Amphipathic Helices Enable Fatty Acid Uptake and Activation by Human FATP2 at ER Contact Sites

Fatty acid transport proteins (FATPs) couple fatty acid uptake to metabolic activation; a process frequently dysregulated in metabolic disease and cancer. However, the structural basis of the coupling has remained unclear.

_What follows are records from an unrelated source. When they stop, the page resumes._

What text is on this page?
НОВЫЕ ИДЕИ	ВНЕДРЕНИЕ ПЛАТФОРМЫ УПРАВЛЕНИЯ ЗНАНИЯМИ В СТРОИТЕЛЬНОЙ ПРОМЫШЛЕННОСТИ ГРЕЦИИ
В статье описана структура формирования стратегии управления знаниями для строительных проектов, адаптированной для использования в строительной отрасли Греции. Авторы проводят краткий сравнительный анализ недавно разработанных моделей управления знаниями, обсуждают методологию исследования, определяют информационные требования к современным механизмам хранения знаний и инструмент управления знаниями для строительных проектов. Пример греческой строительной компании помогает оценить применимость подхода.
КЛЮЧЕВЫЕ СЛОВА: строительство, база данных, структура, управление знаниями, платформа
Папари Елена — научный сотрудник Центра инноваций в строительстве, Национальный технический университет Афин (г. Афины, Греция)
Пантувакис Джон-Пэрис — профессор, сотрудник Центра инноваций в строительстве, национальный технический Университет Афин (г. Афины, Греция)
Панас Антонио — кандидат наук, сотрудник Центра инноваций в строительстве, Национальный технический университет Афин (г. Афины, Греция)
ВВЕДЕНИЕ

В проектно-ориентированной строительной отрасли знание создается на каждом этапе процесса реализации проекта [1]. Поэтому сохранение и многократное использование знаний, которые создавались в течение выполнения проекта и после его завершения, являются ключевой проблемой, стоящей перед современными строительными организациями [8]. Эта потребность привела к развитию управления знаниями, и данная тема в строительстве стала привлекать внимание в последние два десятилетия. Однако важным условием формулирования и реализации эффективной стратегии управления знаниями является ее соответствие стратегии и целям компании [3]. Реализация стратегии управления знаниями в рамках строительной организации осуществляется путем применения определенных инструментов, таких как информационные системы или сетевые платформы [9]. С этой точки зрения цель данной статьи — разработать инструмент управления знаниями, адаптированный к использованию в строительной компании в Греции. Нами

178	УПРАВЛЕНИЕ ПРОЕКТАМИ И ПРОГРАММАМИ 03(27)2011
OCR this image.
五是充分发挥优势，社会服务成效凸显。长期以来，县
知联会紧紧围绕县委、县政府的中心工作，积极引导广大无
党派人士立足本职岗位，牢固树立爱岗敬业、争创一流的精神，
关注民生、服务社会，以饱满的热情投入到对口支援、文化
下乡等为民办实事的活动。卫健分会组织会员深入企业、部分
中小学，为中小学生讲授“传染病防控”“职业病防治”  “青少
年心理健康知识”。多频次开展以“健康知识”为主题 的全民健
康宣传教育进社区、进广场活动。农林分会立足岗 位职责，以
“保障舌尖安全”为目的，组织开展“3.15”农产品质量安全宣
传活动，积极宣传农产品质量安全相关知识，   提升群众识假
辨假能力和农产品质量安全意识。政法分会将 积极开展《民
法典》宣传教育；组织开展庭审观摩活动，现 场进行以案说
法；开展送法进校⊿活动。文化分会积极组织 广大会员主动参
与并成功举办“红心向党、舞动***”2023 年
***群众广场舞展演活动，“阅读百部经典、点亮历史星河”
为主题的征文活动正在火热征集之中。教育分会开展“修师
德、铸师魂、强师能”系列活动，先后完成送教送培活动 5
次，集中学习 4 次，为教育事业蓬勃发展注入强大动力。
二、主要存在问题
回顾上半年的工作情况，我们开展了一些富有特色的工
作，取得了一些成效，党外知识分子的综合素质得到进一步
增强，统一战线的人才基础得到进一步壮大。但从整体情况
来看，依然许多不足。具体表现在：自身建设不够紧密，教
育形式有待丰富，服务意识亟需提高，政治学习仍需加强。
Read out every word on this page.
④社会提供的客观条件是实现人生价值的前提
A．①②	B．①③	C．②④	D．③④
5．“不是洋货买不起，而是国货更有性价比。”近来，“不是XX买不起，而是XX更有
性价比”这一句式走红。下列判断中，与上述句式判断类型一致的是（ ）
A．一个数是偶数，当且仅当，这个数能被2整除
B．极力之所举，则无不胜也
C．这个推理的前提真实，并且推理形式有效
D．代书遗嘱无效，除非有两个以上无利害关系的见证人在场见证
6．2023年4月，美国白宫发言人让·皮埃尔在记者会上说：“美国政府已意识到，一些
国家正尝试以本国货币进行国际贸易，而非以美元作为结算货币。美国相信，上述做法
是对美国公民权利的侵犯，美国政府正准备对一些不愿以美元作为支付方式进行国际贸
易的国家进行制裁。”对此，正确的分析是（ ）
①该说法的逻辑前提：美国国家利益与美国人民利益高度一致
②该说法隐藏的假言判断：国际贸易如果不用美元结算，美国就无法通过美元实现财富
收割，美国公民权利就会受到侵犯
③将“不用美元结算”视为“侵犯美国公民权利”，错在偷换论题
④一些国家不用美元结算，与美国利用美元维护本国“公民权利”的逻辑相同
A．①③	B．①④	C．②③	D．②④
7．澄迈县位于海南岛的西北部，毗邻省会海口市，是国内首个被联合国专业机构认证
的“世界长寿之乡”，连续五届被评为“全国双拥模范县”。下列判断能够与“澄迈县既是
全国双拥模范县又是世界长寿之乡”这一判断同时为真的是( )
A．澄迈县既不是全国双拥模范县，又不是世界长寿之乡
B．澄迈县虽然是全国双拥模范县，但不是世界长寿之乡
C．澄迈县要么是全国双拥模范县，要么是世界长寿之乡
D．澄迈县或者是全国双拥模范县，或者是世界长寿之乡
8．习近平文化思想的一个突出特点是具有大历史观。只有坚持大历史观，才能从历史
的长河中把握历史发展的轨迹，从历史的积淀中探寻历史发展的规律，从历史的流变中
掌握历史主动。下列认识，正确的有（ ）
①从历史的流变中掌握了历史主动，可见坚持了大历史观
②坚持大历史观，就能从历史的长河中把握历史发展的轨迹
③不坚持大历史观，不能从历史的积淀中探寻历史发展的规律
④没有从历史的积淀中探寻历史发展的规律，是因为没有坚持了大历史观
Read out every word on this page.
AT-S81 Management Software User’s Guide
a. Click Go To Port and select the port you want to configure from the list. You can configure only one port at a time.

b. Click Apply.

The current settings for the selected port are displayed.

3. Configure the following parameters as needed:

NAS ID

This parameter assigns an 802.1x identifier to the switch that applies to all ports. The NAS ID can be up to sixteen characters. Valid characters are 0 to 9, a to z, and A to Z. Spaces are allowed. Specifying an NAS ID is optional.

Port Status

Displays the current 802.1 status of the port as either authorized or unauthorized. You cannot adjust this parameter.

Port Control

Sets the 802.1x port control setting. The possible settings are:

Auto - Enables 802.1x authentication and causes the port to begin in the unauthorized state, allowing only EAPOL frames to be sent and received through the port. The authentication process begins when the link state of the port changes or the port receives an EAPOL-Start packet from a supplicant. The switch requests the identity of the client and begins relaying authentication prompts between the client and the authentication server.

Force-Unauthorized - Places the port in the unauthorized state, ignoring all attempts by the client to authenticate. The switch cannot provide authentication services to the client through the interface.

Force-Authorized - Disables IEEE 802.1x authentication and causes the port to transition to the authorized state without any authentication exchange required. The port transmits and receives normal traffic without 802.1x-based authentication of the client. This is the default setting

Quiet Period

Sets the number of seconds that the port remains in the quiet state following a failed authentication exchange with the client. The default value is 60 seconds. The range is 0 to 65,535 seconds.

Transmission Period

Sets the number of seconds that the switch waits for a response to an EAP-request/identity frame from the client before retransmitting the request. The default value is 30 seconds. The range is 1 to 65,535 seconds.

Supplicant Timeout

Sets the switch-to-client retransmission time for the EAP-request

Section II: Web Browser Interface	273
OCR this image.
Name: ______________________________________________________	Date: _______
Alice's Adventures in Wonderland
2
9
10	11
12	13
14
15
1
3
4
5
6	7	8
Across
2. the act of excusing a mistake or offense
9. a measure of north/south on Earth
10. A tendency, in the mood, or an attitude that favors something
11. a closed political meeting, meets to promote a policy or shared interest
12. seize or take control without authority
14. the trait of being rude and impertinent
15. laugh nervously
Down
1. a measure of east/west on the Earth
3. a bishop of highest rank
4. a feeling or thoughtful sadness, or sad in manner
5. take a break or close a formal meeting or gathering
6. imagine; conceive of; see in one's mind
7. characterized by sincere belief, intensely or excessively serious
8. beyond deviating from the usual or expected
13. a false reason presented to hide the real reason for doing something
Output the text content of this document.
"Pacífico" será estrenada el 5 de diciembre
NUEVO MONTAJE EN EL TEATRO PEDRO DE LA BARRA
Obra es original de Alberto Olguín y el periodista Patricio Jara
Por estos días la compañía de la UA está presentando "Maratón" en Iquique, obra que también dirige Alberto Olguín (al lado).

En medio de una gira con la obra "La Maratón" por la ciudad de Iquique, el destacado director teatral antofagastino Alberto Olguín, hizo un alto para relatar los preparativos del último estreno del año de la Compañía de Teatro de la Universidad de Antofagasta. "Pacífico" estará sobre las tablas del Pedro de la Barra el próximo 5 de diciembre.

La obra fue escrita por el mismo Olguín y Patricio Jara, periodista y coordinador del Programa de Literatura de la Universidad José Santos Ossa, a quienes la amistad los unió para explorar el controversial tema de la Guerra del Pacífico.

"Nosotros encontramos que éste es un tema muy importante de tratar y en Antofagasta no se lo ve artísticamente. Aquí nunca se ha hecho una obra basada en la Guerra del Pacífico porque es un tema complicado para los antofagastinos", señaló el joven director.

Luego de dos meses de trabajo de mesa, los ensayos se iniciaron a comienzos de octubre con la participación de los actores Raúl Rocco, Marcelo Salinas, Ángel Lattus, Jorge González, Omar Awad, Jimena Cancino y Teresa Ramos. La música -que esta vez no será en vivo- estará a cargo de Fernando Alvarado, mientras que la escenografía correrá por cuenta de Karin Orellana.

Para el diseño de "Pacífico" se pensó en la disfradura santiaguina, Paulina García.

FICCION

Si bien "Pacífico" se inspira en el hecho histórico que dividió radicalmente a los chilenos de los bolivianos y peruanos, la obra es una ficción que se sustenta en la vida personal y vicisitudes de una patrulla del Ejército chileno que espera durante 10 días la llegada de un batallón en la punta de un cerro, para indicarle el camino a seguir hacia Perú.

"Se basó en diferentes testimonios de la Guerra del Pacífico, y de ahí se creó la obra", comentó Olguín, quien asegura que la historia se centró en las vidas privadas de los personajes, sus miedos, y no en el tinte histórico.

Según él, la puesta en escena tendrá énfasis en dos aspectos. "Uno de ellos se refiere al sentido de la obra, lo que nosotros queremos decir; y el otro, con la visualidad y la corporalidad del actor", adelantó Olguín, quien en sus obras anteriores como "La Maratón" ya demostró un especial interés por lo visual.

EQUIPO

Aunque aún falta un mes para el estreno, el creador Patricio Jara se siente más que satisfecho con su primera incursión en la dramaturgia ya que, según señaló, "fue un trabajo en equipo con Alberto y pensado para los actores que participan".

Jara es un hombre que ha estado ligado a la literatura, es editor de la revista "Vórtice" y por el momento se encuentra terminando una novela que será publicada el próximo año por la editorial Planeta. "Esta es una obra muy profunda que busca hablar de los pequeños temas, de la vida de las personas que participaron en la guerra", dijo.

Here we combine native mass spectrometry and cryo-EM to capture fatty acyl-adenylate intermediates and determine the first high-resolution structures of a FATP family member, FATP2. The structures reveal two functionally separable modules: an amphipathic helix module enabling membrane-dependent uptake and a catalytic activation module mediating metabolic trapping. Structure-guided mutagenesis demonstrates that the helices are essential for fatty acid uptake, whereas a catalytically inactive splice variant (FATP2b) uncouples membrane-dependent uptake from activation. Molecular dynamics simulations indicate that the two amphipathic helices induce lipid-packing defects and membrane thinning. Consistently, super-resolution live-cell imaging and co-immunoprecipitation show that FATP2 localizes to the endoplasmic reticulum and preferentially associates with ER–organelle contact sites. Together our data establish FATP2 as a prototype for membrane geometry-coupled metabolic enzymes and provide a structural framework for the development of FATP-targeted therapeutics.